Acórdão do Supremo Tribunal de Justiça
Processo:
581/21.5TXLSB-B.S1
Nº Convencional: 3.ª SECÇÃO
Relator: TERESA FÉRIA
Descritores: HABEAS CORPUS
PRISÃO ILEGAL
COVID-19
PERDÃO
PENA DE PRISÃO
ACÓRDÃO
TRIBUNAL DA RELAÇÃO
TRÂNSITO EM JULGADO
PRESSUPOSTOS
INADMISSIBILIDADE
Data do Acordão: 05/12/2021
Votação: UNANIMIDADE
Texto Integral: S
Privacidade: 1
Meio Processual: HABEAS CORPUS
Decisão: IMPROCEDÊNCIA / NÃO DECRETAMENTO
Indicações Eventuais: TRANSITO EM JULGADO
Sumário :
Decisão Texto Integral:

Acordam em Audiência na 3ª Secção do Supremo Tribunal de Justiça,

I

AA, preso em cumprimento de pena, requer que lhe seja concedida a providência de Habeas Corpus, nos termos do artigo 222º nº 2 b) do C.P.P., por entender encontrar-se ilegalmente preso.

II

Alegando na sua Petição que:

1º - Por Acórdão do juízo Central Criminal …… – Juiz ..., proferido em 7 de Março de 2019 no Processo nº 408/15......., foi o Arguido condenado a UM ANO DE PRISÃO pela prática de um crime de tráfico de estupefacientes de menor gravidade, previsto no artº 25º do DL 15/93 de 22/1, decisão essa que viria a ser confirmada por Acórdão do Tribunal da Relação …… de 13 de Fevereiro de 2020 (cópias dessas decisões anexas ao processo supra referenciado do TEP …..);

2º - No dia 17 de abril de 2021, no cumprimento do respectivo mandado do Juízo Central Criminal…. – Juiz ..., foi o Requerente conduzido ao estabelecimento Prisional de …....

3º - O seu Advogado apresentou em 20 de Abril de 2021 requerimento, que até hoje não obteve resposta, para a aplicação da Lei nº 9/2020 de 10/4, que estabelece no Artº 2º nº 1 que “São perdoadas as penas de prisão de reclusos condenados por decisão transitada em julgado, de duração igual ou inferior a dois anos”. Recordando que apenas são excluídos desse perdão os crimes descritos no nº 6 do mesmo preceito, dos quais não consta o do Artº 25º do DL 15/93 pelo qual o Requerente foi condenado.
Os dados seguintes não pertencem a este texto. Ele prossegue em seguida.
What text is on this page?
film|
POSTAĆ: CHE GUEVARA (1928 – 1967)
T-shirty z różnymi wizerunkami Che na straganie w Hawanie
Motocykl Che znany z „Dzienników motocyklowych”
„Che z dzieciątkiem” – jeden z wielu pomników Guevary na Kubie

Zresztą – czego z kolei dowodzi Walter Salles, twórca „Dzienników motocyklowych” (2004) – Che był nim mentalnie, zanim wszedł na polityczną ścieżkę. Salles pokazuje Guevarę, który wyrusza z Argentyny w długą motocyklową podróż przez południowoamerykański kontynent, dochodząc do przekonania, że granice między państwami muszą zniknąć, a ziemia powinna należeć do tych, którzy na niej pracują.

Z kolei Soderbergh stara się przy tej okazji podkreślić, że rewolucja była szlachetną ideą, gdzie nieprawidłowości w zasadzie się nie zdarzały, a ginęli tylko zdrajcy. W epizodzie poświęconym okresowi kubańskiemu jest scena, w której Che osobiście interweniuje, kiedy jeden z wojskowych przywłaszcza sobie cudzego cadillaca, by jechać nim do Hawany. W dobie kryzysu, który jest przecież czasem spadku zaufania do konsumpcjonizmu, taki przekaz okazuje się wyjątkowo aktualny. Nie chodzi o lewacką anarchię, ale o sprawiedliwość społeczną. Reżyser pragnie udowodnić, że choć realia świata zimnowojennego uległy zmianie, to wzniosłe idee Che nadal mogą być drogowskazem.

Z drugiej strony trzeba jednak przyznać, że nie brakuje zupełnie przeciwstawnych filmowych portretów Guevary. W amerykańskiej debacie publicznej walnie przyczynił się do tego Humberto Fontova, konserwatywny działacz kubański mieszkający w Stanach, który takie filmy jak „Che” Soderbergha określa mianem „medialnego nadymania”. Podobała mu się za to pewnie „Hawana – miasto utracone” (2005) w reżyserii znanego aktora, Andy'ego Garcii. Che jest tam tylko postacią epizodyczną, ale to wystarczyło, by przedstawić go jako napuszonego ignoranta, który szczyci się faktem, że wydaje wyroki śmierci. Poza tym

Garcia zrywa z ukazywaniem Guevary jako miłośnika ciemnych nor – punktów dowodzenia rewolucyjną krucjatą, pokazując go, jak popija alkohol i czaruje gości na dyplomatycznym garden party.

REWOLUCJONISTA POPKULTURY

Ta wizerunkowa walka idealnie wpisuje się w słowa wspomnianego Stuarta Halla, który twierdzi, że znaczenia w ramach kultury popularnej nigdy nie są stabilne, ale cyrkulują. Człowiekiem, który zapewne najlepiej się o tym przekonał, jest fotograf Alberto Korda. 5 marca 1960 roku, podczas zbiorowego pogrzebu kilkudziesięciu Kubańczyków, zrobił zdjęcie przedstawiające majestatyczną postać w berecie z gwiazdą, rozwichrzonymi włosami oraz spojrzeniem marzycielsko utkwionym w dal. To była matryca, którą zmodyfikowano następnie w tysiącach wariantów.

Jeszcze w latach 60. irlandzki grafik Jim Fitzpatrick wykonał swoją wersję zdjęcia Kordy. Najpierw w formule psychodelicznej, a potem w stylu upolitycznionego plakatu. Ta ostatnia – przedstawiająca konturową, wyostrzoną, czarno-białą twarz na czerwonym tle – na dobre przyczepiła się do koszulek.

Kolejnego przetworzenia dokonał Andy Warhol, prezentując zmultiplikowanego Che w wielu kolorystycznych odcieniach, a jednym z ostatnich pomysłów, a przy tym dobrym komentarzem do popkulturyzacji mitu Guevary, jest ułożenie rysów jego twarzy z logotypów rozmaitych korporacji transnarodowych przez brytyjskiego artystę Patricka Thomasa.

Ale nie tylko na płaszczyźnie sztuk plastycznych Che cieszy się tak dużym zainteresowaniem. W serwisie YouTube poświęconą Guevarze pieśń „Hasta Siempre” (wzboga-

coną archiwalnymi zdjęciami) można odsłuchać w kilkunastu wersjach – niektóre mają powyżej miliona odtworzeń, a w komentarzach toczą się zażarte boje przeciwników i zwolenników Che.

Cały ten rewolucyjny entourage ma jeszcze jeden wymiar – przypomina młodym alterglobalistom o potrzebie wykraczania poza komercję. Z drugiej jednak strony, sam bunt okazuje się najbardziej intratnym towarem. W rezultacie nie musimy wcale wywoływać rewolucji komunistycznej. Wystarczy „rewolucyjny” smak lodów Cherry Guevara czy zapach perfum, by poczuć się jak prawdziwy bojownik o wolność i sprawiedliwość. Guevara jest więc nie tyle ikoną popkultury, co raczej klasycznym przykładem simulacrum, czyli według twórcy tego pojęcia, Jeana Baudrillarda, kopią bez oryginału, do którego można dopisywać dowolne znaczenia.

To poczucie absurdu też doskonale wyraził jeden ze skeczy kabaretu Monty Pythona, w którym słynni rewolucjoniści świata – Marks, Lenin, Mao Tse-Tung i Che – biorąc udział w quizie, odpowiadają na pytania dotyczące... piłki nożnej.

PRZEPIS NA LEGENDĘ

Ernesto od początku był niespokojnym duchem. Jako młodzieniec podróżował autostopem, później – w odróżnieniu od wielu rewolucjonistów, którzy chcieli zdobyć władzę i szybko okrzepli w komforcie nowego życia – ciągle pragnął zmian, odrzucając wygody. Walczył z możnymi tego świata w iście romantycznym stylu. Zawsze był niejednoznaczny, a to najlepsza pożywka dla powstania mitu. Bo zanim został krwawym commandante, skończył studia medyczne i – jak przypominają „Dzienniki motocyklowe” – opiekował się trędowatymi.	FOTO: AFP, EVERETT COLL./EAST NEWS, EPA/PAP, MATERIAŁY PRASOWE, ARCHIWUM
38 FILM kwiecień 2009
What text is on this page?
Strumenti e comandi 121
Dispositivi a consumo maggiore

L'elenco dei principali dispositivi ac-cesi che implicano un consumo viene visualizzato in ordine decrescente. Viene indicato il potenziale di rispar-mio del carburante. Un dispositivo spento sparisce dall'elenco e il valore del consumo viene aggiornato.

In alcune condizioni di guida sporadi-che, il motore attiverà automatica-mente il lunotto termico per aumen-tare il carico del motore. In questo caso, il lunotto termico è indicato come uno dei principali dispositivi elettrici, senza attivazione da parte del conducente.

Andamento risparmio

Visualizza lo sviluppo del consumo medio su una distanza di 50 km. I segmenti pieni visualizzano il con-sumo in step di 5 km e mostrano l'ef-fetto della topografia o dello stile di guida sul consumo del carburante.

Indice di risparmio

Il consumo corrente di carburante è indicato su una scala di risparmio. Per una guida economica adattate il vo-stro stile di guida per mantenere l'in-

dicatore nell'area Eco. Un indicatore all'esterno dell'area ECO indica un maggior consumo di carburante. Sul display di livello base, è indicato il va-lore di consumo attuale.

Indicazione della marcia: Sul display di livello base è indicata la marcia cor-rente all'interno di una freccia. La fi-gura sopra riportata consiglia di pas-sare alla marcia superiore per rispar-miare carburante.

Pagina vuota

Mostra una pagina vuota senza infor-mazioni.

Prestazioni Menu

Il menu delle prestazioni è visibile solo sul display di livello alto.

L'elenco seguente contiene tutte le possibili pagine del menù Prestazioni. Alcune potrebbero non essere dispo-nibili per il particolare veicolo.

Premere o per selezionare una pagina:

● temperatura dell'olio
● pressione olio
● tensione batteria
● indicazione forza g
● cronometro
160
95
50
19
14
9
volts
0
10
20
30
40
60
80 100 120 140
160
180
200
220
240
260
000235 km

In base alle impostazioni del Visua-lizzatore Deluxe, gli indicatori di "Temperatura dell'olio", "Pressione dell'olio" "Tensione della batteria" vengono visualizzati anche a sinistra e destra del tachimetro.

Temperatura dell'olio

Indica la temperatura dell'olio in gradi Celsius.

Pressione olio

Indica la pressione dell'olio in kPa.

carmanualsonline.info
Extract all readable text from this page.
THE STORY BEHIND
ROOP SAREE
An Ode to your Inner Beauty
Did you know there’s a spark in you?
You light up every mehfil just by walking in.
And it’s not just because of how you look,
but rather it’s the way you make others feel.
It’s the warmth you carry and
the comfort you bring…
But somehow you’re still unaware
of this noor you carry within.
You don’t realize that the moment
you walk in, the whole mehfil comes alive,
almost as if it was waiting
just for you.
4º - Como dispõe o nº 8º do mesmo artº 2º da Lei nº 9/2020, “Compete aos tribunais de execução de penas territorialmente competentes proceder à aplicação do perdão estabelecido na presente lei e emitir os respetivos mandados com carácter urgente”.

5º - Não tendo Tribunal de Execução de Penas …, decorridos mais de 15 dias, emitido o mandado de soltura do Requerente, tendo entretanto proferido outros despachos respeitantes ao cumprimento da pena, resulta claro que não pretende dar cumprimento á referida lei.

6º - Ou seja, o Arguido encontra-se ilegalmente preso à ordem deste Tribunal por facto que a lei não permite (prática de crime entretanto amnistiado), estando assim preenchido o pressuposto do Artº 222º nº 2 alª b) do CPP para decretamento da medida de habeas corpus.

Pelo exposto, respeitosamente requer a v. exa seja ordenada a imediata libertação do requerente, assim se fazendo Justiça!

III

O Despacho proferido nos termos do artigo 223º nº1 do CPP tem o seguinte teor:

Informe o Colendo Supremo Tribunal de Justiça de que se mantém a prisão do condenado, com termo previsto para 22-04-2022.


IV

Da consulta dos Autos constata-se que este se encontra instruído com certidão das seguintes peças, relevantes para a decisão da causa:

1 - Certidão do Despacho proferido nos termos do artigo 173º do Código da Execução das Penas e Medidas Privativas da Liberdade;

2 - Acórdão de 1ª instância – Juízo Central Criminal …. – Juiz ... - proferido a 07.03.2019, que condena o requerente pela prática, em co-autoria, de um crime de tráfico de estupefacientes do artigo 25º do DL nº 21/93 de 22 de novembro, na pena de 1 ano de prisão;

3 - Acórdão do TR.., proferido a 13.02.2020 e transitado a 12.06.2020, confirmando o Acórdão de 1ª instância referido no ponto 2;

4 - Liquidação da pena aplicada ao requerente, promovida pelo MP a 19.04.2021;

5 - Despacho judicial de 26.04.2021 homologando a liquidação da pena aplicada ao requerente;

6 - Requerimento do peticionante, apresentado ao TEP a 20.04.2021, demandando que, ao abrigo do disposto no artigo 2º nº 1 da Lei nº 9/2020 de 10 de abril, seja ordenada a sua restituição à liberdade;

7 - Procuração forense e cópia dos Acórdãos referidos nos pontos 2 e 3;

8 - Despacho da titular destes Autos, proferido a 05.05.2021, solicitando ao TEP …. informação sobre a decisão relativa ao requerimento referido no ponto 6;

9 - Despacho judicial de 06.05.2021, indeferindo o requerimento referido no ponto 6.

V

 Foi dado cumprimento ao disposto no artigo 223º nº 1 a 3 do CPP.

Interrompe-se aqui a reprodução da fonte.